2.1 Setup telegraf config
Create a config (also available via cli)
You will then get a screen with your api token and how to run telegraf.
Before we do that, we need to add our ping config, edit the config we setup
At the bottom or where it makes sense, copy and paste the below
# # Query given DNS server and gives statistics
[[inputs.dns_query]]
# add your isp or currently configured name servers
servers = ["8.8.8.8", "4.2.2.1"]
domains = ["www.google.com"]
# # Ping given url(s) and return statistics
[[inputs.ping]]
## Add some hosts you want to ping
urls = ["www.github.com","www.amazon.com","8.8.8.8","4.2.2.1"]
## Method used for sending pings, can be either "exec" or "native". When set
## to "exec" the systems ping command will be executed. When set to "native"
## the plugin will send pings directly.
##
## While the default is "exec" for backwards compatibility, new deployments
## are encouraged to use the "native" method for improved compatibility and
## performance.
method = "native"
## Number of ping packets to send per interval. Corresponds to the "-c"
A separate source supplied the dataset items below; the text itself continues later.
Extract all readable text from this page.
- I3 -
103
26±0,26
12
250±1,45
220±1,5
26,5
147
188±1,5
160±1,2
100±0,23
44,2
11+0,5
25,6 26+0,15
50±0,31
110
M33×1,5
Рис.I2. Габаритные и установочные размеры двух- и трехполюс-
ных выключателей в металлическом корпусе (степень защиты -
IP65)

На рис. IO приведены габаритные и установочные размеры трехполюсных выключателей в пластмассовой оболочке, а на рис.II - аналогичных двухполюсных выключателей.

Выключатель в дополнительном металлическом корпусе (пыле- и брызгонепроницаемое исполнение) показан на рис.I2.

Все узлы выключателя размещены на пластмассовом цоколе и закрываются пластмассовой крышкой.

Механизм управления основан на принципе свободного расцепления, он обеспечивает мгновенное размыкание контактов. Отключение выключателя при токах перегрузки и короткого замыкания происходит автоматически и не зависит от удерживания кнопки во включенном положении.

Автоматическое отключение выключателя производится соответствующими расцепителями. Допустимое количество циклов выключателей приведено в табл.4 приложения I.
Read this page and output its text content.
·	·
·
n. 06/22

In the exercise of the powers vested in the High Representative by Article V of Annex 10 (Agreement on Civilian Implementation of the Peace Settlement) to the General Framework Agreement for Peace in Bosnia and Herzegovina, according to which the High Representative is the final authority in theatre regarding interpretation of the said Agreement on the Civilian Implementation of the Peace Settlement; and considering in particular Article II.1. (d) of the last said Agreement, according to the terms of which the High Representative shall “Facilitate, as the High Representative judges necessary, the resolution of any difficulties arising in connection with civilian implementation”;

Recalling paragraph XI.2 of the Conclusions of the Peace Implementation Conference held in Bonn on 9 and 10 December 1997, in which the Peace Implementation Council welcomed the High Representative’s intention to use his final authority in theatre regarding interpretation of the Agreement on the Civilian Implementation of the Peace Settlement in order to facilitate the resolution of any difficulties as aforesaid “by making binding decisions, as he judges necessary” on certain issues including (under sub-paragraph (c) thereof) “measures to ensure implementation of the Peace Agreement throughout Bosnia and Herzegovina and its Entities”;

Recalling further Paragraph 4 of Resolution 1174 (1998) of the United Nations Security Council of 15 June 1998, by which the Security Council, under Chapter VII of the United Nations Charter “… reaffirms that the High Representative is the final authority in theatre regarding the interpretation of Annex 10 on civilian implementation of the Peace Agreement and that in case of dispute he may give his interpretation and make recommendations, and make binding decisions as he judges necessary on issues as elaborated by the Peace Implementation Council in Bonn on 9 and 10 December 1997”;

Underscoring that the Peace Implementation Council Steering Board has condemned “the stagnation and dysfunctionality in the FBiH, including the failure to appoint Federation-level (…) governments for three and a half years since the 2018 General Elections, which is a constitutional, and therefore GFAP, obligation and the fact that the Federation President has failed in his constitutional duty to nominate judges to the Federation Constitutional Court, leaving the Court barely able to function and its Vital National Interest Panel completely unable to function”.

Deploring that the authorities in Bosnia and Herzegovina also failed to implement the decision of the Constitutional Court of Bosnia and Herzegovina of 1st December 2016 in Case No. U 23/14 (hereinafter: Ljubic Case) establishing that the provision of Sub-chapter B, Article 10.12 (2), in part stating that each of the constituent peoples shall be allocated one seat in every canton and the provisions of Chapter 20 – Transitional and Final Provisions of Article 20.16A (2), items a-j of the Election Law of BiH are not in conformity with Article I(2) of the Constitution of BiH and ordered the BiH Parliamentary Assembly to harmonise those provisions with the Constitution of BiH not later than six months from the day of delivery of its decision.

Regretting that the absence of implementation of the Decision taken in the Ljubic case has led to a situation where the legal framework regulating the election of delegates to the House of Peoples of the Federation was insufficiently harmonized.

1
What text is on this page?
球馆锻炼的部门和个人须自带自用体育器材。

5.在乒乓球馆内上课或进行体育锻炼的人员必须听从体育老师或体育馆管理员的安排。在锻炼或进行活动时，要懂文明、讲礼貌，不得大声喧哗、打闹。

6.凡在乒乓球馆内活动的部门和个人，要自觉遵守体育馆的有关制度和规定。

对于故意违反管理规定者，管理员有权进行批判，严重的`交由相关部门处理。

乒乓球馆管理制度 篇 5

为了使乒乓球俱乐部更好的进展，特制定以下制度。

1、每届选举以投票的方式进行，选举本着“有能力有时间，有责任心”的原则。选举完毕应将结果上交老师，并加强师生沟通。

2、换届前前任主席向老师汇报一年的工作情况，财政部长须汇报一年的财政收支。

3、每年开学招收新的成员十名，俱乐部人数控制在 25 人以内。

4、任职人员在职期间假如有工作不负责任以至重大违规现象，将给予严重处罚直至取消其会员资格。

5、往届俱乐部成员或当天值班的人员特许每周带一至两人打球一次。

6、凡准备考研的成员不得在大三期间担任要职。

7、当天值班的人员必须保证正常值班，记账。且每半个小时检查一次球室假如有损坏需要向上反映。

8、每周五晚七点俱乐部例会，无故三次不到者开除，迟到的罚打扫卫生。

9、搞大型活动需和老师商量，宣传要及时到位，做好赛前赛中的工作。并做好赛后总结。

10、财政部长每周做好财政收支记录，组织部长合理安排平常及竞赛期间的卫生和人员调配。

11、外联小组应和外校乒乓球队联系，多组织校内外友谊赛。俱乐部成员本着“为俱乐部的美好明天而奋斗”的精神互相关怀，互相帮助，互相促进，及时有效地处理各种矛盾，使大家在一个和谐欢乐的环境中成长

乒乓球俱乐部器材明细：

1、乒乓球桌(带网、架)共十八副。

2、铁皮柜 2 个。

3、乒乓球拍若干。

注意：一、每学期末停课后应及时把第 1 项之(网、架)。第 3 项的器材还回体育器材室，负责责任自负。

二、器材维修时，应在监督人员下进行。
## option of the ping command.
count = 2
## Time to wait between sending ping packets in seconds. Operates like the
## "-i" option of the ping command.
ping_interval = 5.0
## If set, the time to wait for a ping response in seconds. Operates like
## the "-W" option of the ping command.
timeout = 11.0
## Interface or source address to send ping from. Operates like the -I or -S
## option of the ping command.
# interface = "wlan0"
Save the config
2.2 Run the config on an client
On my local setup I will run the telegraf agent after installing it. On mac os x the install is easy brew install telegraf
Other ways is on the telegraf downloads page.
Then just run what you copied down earlier
% sudo INFLUX_TOKEN=<token here> telegraf --config http://<ip or host>:8086/api/v2/telegrafs/<uniq id>
2022-07-27T23:52:42Z I! Starting Telegraf 1.23.3
2022-07-27T23:52:42Z I! Loaded inputs: dns_query mem net ping processes swap system
2022-07-27T23:52:42Z I! Loaded aggregators:
2022-07-27T23:52:42Z I! Loaded processors:
2022-07-27T23:52:42Z I! Loaded outputs: influxdb_v2
2022-07-27T23:52:42Z I! Tags enabled: host=Petes-Mac-mini.localdomain
2022-07-27T23:52:42Z I! [agent] Config: Interval:10s, Quiet:false, Hostname:"Petes-Mac-mini.localdomain", Flush Interval:10s
Optional - you can also run telegraf via the docker container if you would like, but you will need to copy the config file manually. I was not able to find a telegraf option with a direct url to config. This was surprising - if this is the standard way to run this which is even recommended by the influx config/website then why isn’t this a standard docker option? Or maybe it is availabe its just not documented?
2.3 Check the data
You should now have new metrics available for you. Look, there is our ping data.
Step 3: Dashboards
Now that we have some data we can use, we can build some dashboards pretty easily so we can get a high level view of how things are going.
Click on the dashboards section and we can setup a quick and easy dashboard for avg response time and packet loss.
And look at that, for some reason we are having high ping times to github.com, but not the others.
Step 4: Setup alerts
So now we have a basic, flexible monitoring system. We can change our agents to monitor whatever we want. But how do we get automatically alerted when something is abnormal in our ping times?
4.1 Basic ping alerts
First lets do the query for average ping
Now lets set warning to 100 and critical to 200
But where will the alert go? On the same alerts page setup a notification endpoint. You can use pager duty, slack or an http webhook.
Then we create a rule on when to notify us via that channel
4.2 Alerts on influx itself
We also need some basic alerts on if influxdb is running. If influx isn’t working we won’t get any of our alerts so we can setup a basic check to also alert us.
I am still investigating this portion of what I can do for free. A lambda function on a cron with cloudwatch alerting would work, but that wouldn’t be free.